The final chapter begins with the analysis of political economist Joseph Schumpeter’s theory on capitalism, socialism, and democracy, in which property and contract rights are seen only in terms of the normative decay of capitalism. For Schumpeter, the essence of capitalism is how markets are created, destroyed, and recreated, not in terms of the functionality of market, namely how markets are being operated or managed. The author states that lawyers and economists are more likely to pay attention to the new order based on property rights and entitlement, while neglecting the pain of “destroying existing systems to get there” (p. 133).

The author concludes that property law and property rights facilitate or even legitimate the destruction of the existing order. He questions the paradoxical practice of uniformly applying the rule of law in different legal contexts, noting that “it is not necessarily an uplifting view of law to claim that its role is to destroy legitimate social structures in order to usher in economic growth” (p. 137). One story cited in the book illuminates the oxymoronic adoption of property rights: in responding to a student’s question about the definition of property rights under the neo-institutional economic approach, a prominent economist responded that property rights are a shortcut for any mechanism that ensures “investors can appropriate returns to their economic activities,” no matter how grievous the impact on general population.

Neo-institutional economics also tends to negate the concern with externalities, so that measures of economic growth are likely to exclude such questions of major human significance as sustainability, effects on the environment, depletion of resources, and the destruction of ecosystems. Coasian bargaining, for example, does not take into account the concern of future generations, who are not present in any bargain process. In the concluding chapter, the author makes a strong argument against the indiscriminate application of the neoliberal economic model across countries by foreign experts “without detailed local knowledge and experience” (pp. 144–5). The author describes his own experience in the role of the WB’s legal consultant in Laos, when he was powerfully persuaded by a WB official to formulate a lecture on the importance of privatization, the private ownership of property, and the fair market-value compensation of the land taken by eminent domain, yet not permitted to include China’s land reform and success as one of the potential Laotian development models.
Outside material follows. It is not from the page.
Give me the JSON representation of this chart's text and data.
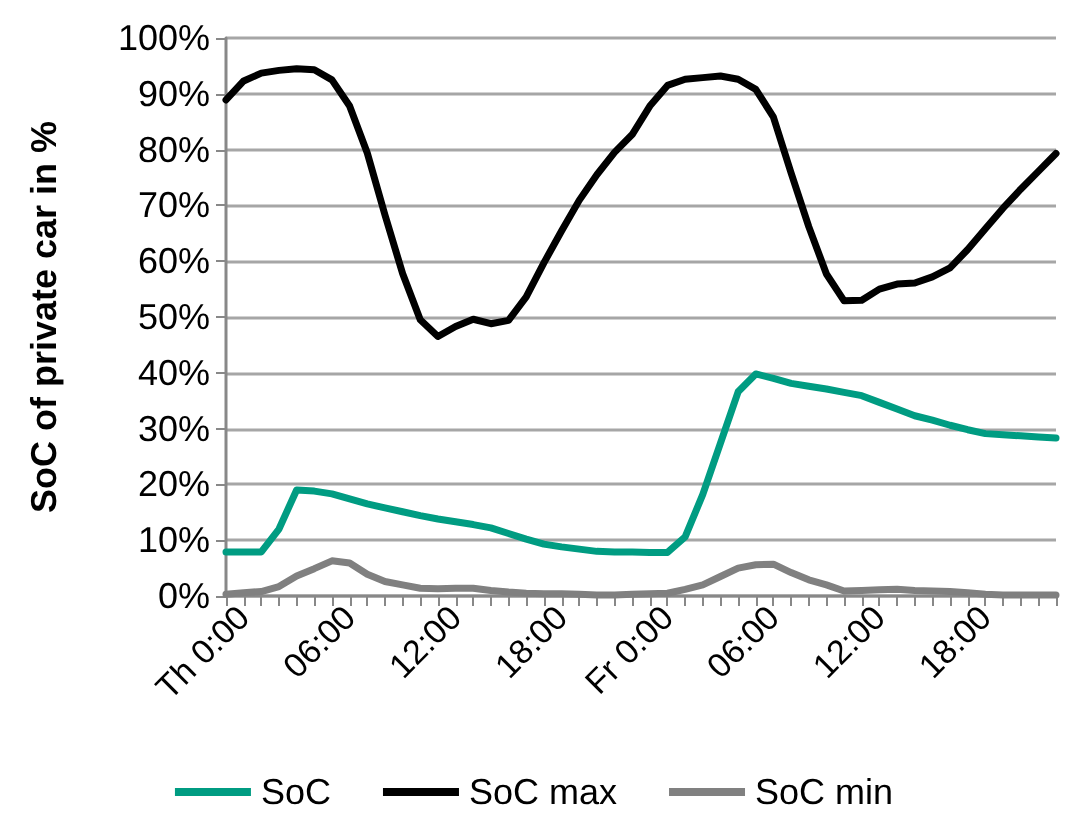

Based on his broad international experience and knowledge, the author concludes that the contemporary development model applied in the Third World by Euro-American experts contradicts the historical experience of their own countries and how they became economically successful. This is similar to the principle of the “free market” and “free trade” models taught in university economics classes across the globe, but never applied in the US, Western Europe, or Japan. And yet they are applied in Haiti, Mexico, and the rest of the Third World, thereby raising the question of the oxymoronic application of the Western economic model throughout the world. For example, no Western country has ever been willing to subject itself to the “free market” but has long protected its own market by tariffs and trade restrictions. However, these principles have been powerfully imposed by the First World countries on the Third World that has had to face “free market disciplines” and has been left with little protection for their market. Their “Third World” status has then been maintained and perpetuated by such international organizations as WB, IMF, WTO, and other institutions that the First World countries helped create and control.

The book is a comprehensive and historical treatise that should be read by all legal experts, economic practitioners, policy-makers, and academic scholars across disciplines specialized in law and development. The author raises an important moral question as to what is meant by the objective of “development and economic growth” and who should benefit from it. The book will serve as a foundational work for all legal scholars and practitioners for many years to come.